Bridge Seventy - Ponte Dei Frari

It was now a long, but scenic walk through a rather popular area in central Venice leading up to our next bridge. Near the famous Scuola Grande de San Rocco building we caught up with a young man walking - like us,  at a brisk pace - but wearing a strange robot-like contraption on his back.



It took me a minute or so to recognise the guy.  It was the logo on his cap that confirmed my suspicions - he was busy taking photos of Venice for Google Street View! The photos these robot-walkers take supplement Google’s online street maps, often in the form of 360 degree panorama views. We were surprised to see him using a paper map to guide himself around Venice, and not a GPS device, smartphone or tablet. It didn't quite make sense for such a high-tech project to be making use of such an old school way of staying on-course.

We paused for a moment on the Campo San Rocco flanked by the Scuola Grande de San Rocco on one side and the twin-like Chiesa San Rocco ('chiesa' meaning 'church' in English) on the other. Every time today when we passed one of these beautiful facades that promised an even more impressive inside, I made a mental note of returning to browse the museums and galleries they housed. But I also started realising that in order to do so would require weeks, if not months. Is it time to start planning an extended stay in Venice?



The Ponte dei Frari - Bridge of the Friars - leading onto the Campo dei Frari is a rather modest bridge for the illustrious buildings in the area it provides access to.  That’s perhaps because the Basilica di Santa Maria Gloriosa dei Frari, commonly referred to as the 'Frari church' on the opposite side of the square, has a rather simple façade hiding the treasure trove of history on the inside that makes it one of the most important churches in Venice.

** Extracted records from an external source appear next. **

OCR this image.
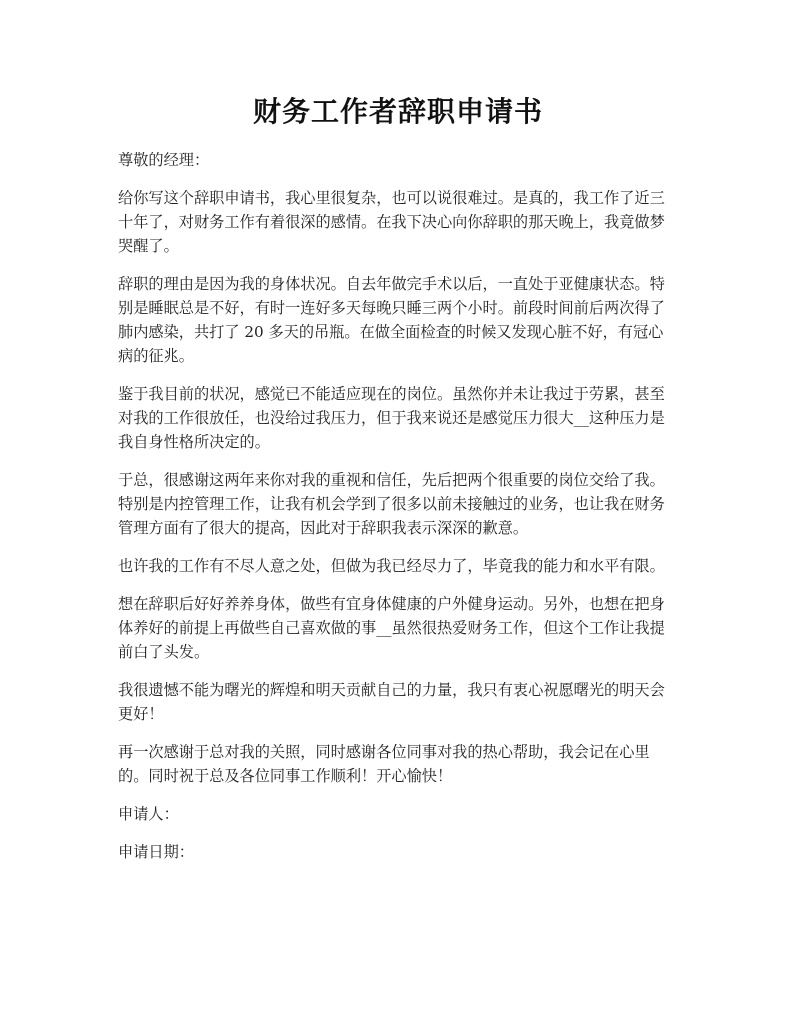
财务工作者辞职申请书

尊敬的经理：

给你写这个辞职申请书，我心里很复杂，也可以说很难过。是真的，我工作了近三
十年了，对财务工作有着很深的感情。在我下决心向你辞职的那天晚上，我竟做梦
哭醒了。

辞职的理由是因为我的身体状况。自去年做完手术以后，一直处于亚健康状态。特
别是睡眠总是不好，有时一连好多天每晚只睡三两个小时。前段时间前后两次得了
肺内感染，共打了 20 多天的吊瓶。在做全面检查的时候又发现心脏不好，有冠心
病的征兆。

鉴于我目前的状况，感觉已不能适应现在的岗位。虽然你并未让我过于劳累，甚至
对我的工作很放任，也没给过我压力，但于我来说还是感觉压力很大__这种压力是
我自身性格所决定的。

于总，很感谢这两年来你对我的重视和信任，先后把两个很重要的岗位交给了我。
特别是内控管理工作，让我有机会学到了很多以前未接触过的业务，也让我在财务
管理方面有了很大的提高，因此对于辞职我表示深深的歉意。

也许我的工作有不尽人意之处，但做为我已经尽力了，毕竟我的能力和水平有限。

想在辞职后好好养养身体，做些有宜身体健康的户外健身运动。另外，也想在把身
体养好的前提上再做些自己喜欢做的事__虽然很热爱财务工作，但这个工作让我提
前白了头发。

我很遗憾不能为曙光的辉煌和明天贡献自己的力量，我只有衷心祝愿曙光的明天会
更好！

再一次感谢于总对我的关照，同时感谢各位同事对我的热心帮助，我会记在心里
的。同时祝于总及各位同事工作顺利！开心愉快！

申请人：

申请日期：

It’s an ongoing refrain in Venice - where you see a white-stoned, much-decorated façade on a building, rest assured there was a monied family or two involved in its founding and construction. But when you see a simple red-brick construction such as the Frari church, it's most likely that it was built on a shoestring by a handful of austere monks, which is indeed the case here. A group of Franciscan monks arrived in Venice not long after the death of Saint Francis around 1250 and started construction on what turned out, two hundred years later, to be the church we see now.